Frank (3) (Tom Swifties)
"I do NOT have a multiple personality disorder," said Tom, trying to be frank.
Frank Opinion (Book Titles)
I Say So!: Frank O. Pinion2
Frankenstein (Two-Liners)
We all know Albert Einstein was a genius, but his brother Frank made a monster.
Frankfurter (Book Titles)
Hot Dog!: Frank Furter
Frankly (Book Titles)
To Be Honest: Frank Leea
Free Bee (Two-Liners)
A man walks into a pet store and asks for a dozen bees. The clerk carefully counts 13 bees out onto the counter. 'That’s one too many!' says the customer. The clerk replies 'It’s a freebie.
Free of Charge (One-Liners)
The dead batteries were given out free of charge.
Freed A (Names)
I organized the breakout that Frieda few friends of mine.

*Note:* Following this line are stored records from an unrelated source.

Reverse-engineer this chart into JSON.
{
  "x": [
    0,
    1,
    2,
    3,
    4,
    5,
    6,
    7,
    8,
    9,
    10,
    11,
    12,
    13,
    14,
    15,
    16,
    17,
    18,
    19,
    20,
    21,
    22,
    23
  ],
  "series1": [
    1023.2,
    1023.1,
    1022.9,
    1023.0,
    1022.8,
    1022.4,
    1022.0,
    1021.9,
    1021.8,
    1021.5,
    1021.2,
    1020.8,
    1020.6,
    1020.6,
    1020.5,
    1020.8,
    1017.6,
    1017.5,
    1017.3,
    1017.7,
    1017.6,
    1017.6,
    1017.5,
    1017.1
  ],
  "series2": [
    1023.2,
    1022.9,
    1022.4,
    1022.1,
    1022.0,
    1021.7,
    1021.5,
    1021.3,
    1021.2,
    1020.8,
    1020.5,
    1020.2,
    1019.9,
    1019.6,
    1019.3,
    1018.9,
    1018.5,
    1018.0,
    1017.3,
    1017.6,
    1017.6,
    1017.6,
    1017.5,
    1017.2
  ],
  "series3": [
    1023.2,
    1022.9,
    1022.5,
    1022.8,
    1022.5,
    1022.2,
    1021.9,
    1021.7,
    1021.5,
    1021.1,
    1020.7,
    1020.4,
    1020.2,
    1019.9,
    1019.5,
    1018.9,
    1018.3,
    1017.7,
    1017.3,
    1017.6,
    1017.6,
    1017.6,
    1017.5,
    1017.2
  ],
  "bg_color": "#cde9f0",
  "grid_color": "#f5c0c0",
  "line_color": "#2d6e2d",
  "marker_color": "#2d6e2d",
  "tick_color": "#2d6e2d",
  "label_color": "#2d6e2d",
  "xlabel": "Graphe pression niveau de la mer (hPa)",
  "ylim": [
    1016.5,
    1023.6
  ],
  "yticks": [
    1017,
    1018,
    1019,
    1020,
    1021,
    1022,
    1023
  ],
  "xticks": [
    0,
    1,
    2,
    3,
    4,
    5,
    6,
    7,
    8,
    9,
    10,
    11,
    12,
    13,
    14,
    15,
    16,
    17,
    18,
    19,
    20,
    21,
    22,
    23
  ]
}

Freed a Convict (Book Titles: Good)
The Great Escape: Freida Convict
Freon (Chemistry)
The Chemistry Nightclub has a cover charge when there are entertainers, but it's freon nights when there aren't.
Fresh Ground (Two-Liners)
"Waiter, this coffee tastes like mud!" "Yes, it's fresh ground."
Fretful (Tom Swifties)
"I can't play the guitar because my fingers are too big," said Tom fretfully.
Front (1) (Meteorology)
Given a choice, a weatherman always enters by the front door.
Front (2) (Toronto)
Why travel the back streets, when we have Front Street?
Frontier (Jokes)
How many ears do Star Trek fans have? Three: the left ear, the right ear, and the final front ear.
Frostbite (Hot Cross Puns)
What do you get when you cross a snowman with a vampire? Frostbite.
Why did the snowman call his dog Frost? Because Frost bites.
Frugal (Tom Swifties)
"Dance in lane," said the sign frugally.
Fruit (Music)
Underwear for musicians: Flute of the Loom.
Do apple pickers get to enjoy the fruits of their labours?
Fruitful (Tom Swifties)
"I just ate three apples!" said Tom fruitfully.
Fruitless (Tom Swifties)
"Please pass me the oranges," was Tom's fruitless request.
Frustration (Redefinitions)
Frustriation: Anger that the paper will not tear on the dotted line.
Full of Himself (Cannibals)
An egotistical cannibal is full of himself.
Function (Mathematics)
Why did the mathematician only work from home? She could only function in her domain.
Fur (Plants: Trees)
Some evergreens are always warm because they have fir coats.